SYRACUSE, NY – The American Red Cross Central New York Region is expected to send more than 20 volunteers to New York City, New Jersey or other areas along the East Coast that were devastated by Hurricane Sandy.
The Central New York Region covers 16 counties from the Canadian border to the Pennsylvania border.
The volunteers will perform a variety of duties, including disaster assessment, mass care sheltering and mass care feeding.
The volunteers will be notified tonight and leave for their assignments by Wednesday afternoon.
On Monday night, the Central New York Region opened two shelters because of power outages, one in Lee Center (Oneida County) and one in Oneonta (Otsego County). A total of 15 residents spent the night in the shelters, which were closed Tuesday morning when the residents were able to return to their homes.
“We were very fortunate that Central New York did not feel the brunt of Hurricane Sandy,” said Rosie Taravella, Chief Executive Officer of the Central New York Region. “Now our focus turns to our volunteers who will help with the response effort, and raising money for our neighbors along the East Coast because this will be a large and costly relief operation.”
The American Red Cross is continuing a major relief operation throughout the Mid-Atlantic and Northeast to shelter and assist people affected by Superstorm Sandy. Millions awoke this morning to power outages, fallen trees, scattered debris, and flooded neighborhoods and the Red Cross is working hard to get help where it is needed.
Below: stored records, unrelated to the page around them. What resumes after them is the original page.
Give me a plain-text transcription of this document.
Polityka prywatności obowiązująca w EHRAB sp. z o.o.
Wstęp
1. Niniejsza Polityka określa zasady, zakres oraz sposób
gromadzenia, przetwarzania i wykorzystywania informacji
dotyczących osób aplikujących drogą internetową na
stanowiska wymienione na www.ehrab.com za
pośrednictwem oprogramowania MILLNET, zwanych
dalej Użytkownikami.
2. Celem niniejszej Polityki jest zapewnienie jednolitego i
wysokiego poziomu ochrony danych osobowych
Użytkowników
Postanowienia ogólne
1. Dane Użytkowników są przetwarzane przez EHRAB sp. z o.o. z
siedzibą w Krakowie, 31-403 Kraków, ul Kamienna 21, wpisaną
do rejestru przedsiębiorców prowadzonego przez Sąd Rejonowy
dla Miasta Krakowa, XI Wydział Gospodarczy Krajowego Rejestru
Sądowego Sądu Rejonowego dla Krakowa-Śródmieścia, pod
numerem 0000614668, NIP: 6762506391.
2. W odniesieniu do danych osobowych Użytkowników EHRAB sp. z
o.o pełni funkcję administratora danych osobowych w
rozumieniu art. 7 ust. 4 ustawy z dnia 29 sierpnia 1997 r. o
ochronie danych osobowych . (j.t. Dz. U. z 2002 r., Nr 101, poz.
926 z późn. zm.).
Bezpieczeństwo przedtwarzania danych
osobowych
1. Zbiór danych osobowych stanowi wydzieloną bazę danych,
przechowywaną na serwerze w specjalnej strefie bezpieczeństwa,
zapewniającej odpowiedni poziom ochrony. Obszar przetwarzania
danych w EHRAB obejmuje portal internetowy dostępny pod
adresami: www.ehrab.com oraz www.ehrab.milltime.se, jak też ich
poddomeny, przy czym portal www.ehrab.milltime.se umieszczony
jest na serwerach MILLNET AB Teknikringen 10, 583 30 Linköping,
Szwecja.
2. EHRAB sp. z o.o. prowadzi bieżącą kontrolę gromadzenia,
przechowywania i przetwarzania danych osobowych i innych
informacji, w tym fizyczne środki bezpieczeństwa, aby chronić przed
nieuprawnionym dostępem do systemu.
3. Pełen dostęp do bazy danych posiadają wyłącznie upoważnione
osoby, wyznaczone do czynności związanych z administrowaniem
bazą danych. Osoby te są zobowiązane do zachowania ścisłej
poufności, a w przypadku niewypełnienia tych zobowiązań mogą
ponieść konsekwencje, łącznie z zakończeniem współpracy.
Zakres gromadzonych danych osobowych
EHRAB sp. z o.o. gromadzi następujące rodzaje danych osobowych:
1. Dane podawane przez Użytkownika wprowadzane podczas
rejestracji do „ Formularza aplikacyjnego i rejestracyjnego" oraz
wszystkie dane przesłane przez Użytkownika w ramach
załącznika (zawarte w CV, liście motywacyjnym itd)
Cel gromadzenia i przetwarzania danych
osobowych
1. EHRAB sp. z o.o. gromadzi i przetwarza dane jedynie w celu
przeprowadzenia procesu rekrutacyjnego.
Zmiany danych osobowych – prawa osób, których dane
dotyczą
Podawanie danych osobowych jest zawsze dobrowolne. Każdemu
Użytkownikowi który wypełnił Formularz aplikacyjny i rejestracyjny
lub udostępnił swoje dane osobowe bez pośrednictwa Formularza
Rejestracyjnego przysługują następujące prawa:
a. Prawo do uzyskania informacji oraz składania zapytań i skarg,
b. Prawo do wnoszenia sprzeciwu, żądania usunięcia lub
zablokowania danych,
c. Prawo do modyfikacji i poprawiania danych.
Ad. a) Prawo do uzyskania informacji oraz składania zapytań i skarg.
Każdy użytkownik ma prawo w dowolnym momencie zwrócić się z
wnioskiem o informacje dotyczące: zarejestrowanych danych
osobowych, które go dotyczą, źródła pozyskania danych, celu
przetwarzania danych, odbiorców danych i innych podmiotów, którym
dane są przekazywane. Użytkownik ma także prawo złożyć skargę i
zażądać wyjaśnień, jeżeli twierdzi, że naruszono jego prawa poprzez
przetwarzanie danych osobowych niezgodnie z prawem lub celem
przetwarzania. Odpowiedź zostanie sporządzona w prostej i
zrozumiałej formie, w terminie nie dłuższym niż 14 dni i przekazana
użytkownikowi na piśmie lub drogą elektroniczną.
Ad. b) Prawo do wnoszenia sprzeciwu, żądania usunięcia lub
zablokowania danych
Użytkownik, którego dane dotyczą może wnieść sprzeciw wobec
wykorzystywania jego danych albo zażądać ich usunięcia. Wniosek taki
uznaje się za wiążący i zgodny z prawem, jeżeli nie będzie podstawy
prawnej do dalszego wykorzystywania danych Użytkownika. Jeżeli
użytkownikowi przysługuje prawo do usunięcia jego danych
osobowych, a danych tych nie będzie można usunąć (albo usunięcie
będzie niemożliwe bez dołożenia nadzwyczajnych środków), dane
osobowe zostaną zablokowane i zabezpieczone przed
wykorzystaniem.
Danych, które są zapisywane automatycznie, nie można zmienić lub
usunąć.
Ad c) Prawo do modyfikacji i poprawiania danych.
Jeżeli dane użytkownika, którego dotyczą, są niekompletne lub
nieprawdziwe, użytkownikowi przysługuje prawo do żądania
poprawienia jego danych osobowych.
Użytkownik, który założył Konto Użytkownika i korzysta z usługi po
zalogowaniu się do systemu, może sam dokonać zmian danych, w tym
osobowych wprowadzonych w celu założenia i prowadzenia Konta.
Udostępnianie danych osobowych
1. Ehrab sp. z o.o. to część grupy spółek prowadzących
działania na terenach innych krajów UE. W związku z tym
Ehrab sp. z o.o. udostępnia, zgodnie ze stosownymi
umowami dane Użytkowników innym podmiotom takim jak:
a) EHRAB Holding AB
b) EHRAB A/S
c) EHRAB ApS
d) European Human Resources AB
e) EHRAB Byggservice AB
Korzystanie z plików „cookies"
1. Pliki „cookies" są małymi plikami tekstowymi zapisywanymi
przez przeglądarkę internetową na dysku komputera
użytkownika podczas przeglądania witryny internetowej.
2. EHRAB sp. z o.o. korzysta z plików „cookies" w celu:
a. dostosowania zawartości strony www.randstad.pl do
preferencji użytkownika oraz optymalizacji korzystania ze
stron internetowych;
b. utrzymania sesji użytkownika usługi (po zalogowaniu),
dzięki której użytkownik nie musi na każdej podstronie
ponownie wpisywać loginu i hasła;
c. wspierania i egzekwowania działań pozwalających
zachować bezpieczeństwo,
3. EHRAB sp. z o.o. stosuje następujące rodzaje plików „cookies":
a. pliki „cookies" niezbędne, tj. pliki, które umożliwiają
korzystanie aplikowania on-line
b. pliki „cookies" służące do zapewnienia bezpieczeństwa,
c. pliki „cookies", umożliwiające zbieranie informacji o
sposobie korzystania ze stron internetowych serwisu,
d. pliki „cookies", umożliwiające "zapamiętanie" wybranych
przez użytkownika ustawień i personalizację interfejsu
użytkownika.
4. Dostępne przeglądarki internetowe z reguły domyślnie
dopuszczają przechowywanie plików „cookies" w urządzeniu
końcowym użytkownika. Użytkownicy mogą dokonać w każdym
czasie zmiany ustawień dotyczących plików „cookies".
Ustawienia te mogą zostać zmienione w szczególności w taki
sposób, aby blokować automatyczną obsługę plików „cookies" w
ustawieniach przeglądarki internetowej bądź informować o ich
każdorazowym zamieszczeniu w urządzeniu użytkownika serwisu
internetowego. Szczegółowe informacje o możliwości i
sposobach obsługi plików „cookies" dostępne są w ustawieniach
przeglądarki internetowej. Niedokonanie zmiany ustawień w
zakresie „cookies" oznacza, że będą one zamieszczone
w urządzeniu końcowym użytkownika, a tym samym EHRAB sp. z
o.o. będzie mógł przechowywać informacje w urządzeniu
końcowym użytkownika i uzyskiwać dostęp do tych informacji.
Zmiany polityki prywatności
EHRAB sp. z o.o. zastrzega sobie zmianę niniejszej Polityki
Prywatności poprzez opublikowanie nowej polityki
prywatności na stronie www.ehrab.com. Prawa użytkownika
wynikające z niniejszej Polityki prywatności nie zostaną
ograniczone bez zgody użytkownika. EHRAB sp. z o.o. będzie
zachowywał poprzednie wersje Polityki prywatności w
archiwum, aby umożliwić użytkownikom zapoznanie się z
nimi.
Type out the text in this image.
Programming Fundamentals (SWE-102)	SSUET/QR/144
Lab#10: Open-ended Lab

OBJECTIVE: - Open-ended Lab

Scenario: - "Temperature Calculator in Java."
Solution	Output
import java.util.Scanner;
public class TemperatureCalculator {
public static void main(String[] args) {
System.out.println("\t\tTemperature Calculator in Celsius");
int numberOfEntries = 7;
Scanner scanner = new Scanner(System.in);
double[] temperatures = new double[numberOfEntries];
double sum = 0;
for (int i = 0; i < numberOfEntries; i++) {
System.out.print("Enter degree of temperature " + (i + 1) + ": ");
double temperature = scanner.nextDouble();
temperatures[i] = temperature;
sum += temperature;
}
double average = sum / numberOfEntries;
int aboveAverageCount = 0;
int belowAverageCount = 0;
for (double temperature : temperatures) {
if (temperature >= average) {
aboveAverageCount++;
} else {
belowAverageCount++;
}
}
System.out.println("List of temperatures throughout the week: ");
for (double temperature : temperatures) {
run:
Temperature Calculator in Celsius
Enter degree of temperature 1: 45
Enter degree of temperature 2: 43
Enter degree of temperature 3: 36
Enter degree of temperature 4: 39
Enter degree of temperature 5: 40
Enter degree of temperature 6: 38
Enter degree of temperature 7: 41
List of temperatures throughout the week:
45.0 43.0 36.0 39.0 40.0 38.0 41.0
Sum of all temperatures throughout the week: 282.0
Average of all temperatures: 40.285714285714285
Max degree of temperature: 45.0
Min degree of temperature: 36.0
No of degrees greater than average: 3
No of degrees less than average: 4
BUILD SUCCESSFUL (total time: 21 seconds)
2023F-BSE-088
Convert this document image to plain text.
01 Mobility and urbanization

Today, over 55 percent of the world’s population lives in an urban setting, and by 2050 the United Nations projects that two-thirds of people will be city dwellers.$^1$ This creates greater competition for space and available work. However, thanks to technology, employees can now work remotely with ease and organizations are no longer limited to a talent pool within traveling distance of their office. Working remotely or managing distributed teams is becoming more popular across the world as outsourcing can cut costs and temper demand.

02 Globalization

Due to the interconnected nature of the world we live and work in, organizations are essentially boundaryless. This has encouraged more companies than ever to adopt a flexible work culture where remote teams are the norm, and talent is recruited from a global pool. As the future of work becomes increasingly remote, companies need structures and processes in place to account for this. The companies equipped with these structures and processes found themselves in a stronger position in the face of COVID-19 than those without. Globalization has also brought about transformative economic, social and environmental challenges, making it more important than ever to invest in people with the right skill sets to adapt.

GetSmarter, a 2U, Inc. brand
Nearly 11,000 people spent Monday night in more than 250 Red Cross shelters across 16 states including New Jersey, New York, Pennsylvania, Connecticut, Rhode Island, Maryland, Delaware, Virginia, West Virginia, North Carolina, Massachusetts, Vermont, New Hampshire, Maine, Indiana, and Michigan. These numbers could increase as the storm moves into cities like Chicago, Cleveland, Detroit and Milwaukee with heavy wind, rain and snow.
The Red Cross has mobilized 1,700 disaster workers from all over the country who have served more than 25,000 meals and snacks so far.
The Red Cross has also activated 167 response vehicles and shipped in more than 230,000 ready-to-eat meals.
This is a huge disaster, bigger than any one organization can handle and the Red Cross is working closely with multiple partners including a variety of civic groups, advocacy organizations, professional organizations and houses of worship to share their expertise and volunteers.